Once in The Pearl, everything is not as it appears. The building is attacked by terrorists who disable the security and fire suppression systems and start a massive fire with the intent of holding the building for ransom. Unfortunately, Sawyer’s family gets trapped in the building fire and Sawyer himself becomes a wanted man of the terrorism. Sawyer now must battle the police and the true terrorists to save his family.
Skyscraper is the latest feature in the career string of mega-superstar, Dwayne “The Rock” Johnson (Jumanji, Moana, the Fast and Furious franchise). Johnson who star rose from the unlikely world of professional wrestling has morphed into one of the most bankable stars in Hollywood today. His charisma and athleticism set him apart from any other actor in the business, aside from Tom Cruise. His last movie Rampage, based upon an arcade game, grossed $99 million dollars domestically and another $425 million worldwide.
Johnson does not disappoint in this film. Despite the lack of originality, Johnson makes Skyscraper more than a combination of The Towering Inferno, Die Hard, and Cliffhanger. Even though the ridiculous stunts (jumping from a crane into a building) and predictable plot lines, Johnson owns the screen and allows us to suspend reality to accept that only he could do the things that we are watching him do.
Writer and director Rawson Marshall Thurber (Dodgeball, We’re The Millers) who reunites with The Rock after Central Intelligence, will not win any awards for crafting this piece but will undoubtedly benefit from creating a vehicle that is a perfect fit for his stars.
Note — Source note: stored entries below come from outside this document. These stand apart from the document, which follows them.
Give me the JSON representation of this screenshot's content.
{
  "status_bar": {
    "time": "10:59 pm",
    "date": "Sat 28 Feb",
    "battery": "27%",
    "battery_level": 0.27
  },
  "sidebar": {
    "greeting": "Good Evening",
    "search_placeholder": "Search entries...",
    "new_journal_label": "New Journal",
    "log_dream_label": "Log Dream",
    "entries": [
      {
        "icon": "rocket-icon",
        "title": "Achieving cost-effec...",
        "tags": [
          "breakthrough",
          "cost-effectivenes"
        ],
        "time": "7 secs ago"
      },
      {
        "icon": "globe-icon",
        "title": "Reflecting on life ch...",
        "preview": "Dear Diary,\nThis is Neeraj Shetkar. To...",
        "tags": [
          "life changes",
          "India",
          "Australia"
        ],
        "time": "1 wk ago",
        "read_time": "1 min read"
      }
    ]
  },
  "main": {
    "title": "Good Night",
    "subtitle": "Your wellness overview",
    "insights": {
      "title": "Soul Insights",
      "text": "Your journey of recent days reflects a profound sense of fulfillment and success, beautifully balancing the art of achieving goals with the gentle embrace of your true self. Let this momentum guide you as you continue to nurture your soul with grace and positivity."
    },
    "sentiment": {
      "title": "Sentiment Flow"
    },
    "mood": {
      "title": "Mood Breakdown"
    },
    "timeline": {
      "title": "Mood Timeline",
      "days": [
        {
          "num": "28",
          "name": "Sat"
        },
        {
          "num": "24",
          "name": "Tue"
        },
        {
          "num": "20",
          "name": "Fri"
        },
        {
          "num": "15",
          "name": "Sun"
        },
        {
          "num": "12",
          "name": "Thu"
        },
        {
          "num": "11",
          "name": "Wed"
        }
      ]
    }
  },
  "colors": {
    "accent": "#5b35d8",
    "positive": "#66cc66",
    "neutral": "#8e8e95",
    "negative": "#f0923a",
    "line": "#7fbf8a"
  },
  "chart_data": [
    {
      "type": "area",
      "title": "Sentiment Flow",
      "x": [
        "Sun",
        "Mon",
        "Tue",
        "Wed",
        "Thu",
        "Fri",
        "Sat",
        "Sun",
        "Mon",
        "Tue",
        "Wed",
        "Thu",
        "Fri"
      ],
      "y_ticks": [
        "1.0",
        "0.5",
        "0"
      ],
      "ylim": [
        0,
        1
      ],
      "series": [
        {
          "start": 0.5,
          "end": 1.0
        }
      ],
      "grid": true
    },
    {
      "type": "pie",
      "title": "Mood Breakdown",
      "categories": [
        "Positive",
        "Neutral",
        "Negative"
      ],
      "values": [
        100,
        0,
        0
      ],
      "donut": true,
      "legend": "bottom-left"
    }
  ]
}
Johnson plays the damaged and reluctant father forced back into action with believable sincerity. Yet the surprising delight of the movie is the role of Sarah played by Neve Campbell (House of Cards series, the Scream franchise). Campbell plays a strong and caring wife and mother who fights just as hard for her family as her husband does. The strength of her character may not lie in the ability to scale a burning building but her mental resolve makes her just as much of a fighter.
Skyscraper was not filmed in 3D and I cannot recommend seeing the movie in this format except for seeing the dizzy heights of the building (especially the scenes where Johnson is dangling from it) through the 3D conversion lens. It is at these times mostly when the movie utilizes the format to its best. So beware, if you do see the movie in 3D, there may be moments when vertigo-sufferers will be challenged.
Rated PG-13, for sequences of gun violence and action, and for brief strong language, Skyscraper is an entertaining yet predictable adventure that creatively mashes together its predecessors into a form that does not elevate itself but does accentuate the abilities of the actors who it features. Not the height of entertainment but passable anyway.